Du 8 au 24 février 2002, c'est avec une certaine inquiétude que le monde du sport a tourné ses regards vers Salt Lake City, théâtre des XIXes jeux Olympiques d'hiver. En effet, la métropole des mormons n'avait obtenu l'organisation de ces Jeux que grâce à la corruption de plusieurs membres du C.I.O. Et surtout, il s'agissait là du premier événement de cette ampleur organisé aux États-Unis depuis les attentats du 11 septembre 2001. La crainte d'actions terroristes hantait bien sûr les esprits, mais une autre inquiétude existait : que des mesures de sécurité trop drastiques viennent gâcher la fête et que, dans ce contexte, le patriotisme des Américains ne s'exacerbe en chauvinisme. Finalement, les dispositifs de sécurité furent bien acceptés. On retiendra avant tout de ces Jeux l'émotion et les exploits de grands champions, malgré diverses polémiques.

Dès la cérémonie d'ouverture, suivie en direct par 2,5 milliards de téléspectateurs, le ton était donné, avec l'entrée dans le stade du drapeau de Ground Zero, retrouvé dans les ruines du World Trade Center, et ouvrant le défilé de quelque 2 400 sportifs représentant 77 pays ; les 52 000 spectateurs ont ensuite réservé un accueil triomphal aux hockeyeurs américains (les auteurs du « miracle de la glace »), vainqueurs en 1980 à Lake Placid de leurs adversaires soviétiques, en pleine guerre froide, qui embrasèrent collectivement la vasque olympique. L'Amérique avait ainsi rappelé au monde sa douleur et réaffirmé sa puissance. Le sport pouvait reprendre ses droits.

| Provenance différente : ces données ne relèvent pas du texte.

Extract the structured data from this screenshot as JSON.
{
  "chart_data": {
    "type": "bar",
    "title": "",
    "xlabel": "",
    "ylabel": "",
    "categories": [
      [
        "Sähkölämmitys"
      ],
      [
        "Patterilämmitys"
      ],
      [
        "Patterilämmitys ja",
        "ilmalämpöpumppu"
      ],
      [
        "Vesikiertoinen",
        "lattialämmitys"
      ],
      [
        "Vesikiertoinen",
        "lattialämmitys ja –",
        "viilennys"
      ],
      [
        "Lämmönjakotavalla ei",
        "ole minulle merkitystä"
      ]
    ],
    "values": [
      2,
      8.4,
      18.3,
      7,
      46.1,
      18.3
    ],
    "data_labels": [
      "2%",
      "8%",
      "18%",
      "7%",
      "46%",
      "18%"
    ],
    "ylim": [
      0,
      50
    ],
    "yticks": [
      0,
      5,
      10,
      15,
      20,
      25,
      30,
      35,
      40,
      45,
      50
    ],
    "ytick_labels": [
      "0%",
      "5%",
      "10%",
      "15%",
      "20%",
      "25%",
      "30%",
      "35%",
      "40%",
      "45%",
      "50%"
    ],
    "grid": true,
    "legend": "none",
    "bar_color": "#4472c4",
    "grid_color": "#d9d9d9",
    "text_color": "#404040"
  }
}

Dès le 12 février, les Jeux proposaient un grand moment d'émotion : la Française Carole Montillet, porte-drapeau de sa délégation lors de la cérémonie d'ouverture, encore marquée, comme toute l'équipe, par le décès de son amie Régine Cavagnoud, remportait la descente, alors qu'elle ne s'était jamais imposée dans la discipline en Coupe du monde. Ce succès lui vaudra d'être élue « champion des champions français » en fin d'année par le quotidien L'Équipe. Émotion encore le 15 : en snowboard, la Française Isabelle Blanc, en pleurs à Nagano car elle avait manqué la dernière porte du slalom géant alors qu'une médaille lui semblait promise, prenait une éclatante revanche en dominant en finale sa compatriote Karine Ruby. Le 20, l'Américain Jim Shea, vainqueur de la compétition de skeleton, apportera lui aussi son lot d'émotion, en dédiant son succès à son grand-père, Jack Shea, double champion olympique de patinage de vitesse en 1932, décédé un mois auparavant. Plus cocasse fut l'émotion de l'Australien Steven Bradbury, vainqueur du 1 000 mètres en short-track en raison de la chute collective de ses quatre concurrents ! Et comment ne pas évoquer celle de Wayne Gretzky, le célèbre hockeyeur canadien, devenu le coach de l'équipe nationale, qui, en battant les États-Unis (5-2) en finale, se voit couronnée championne olympique pour la première fois depuis 1952, après un demi-siècle d'attente ?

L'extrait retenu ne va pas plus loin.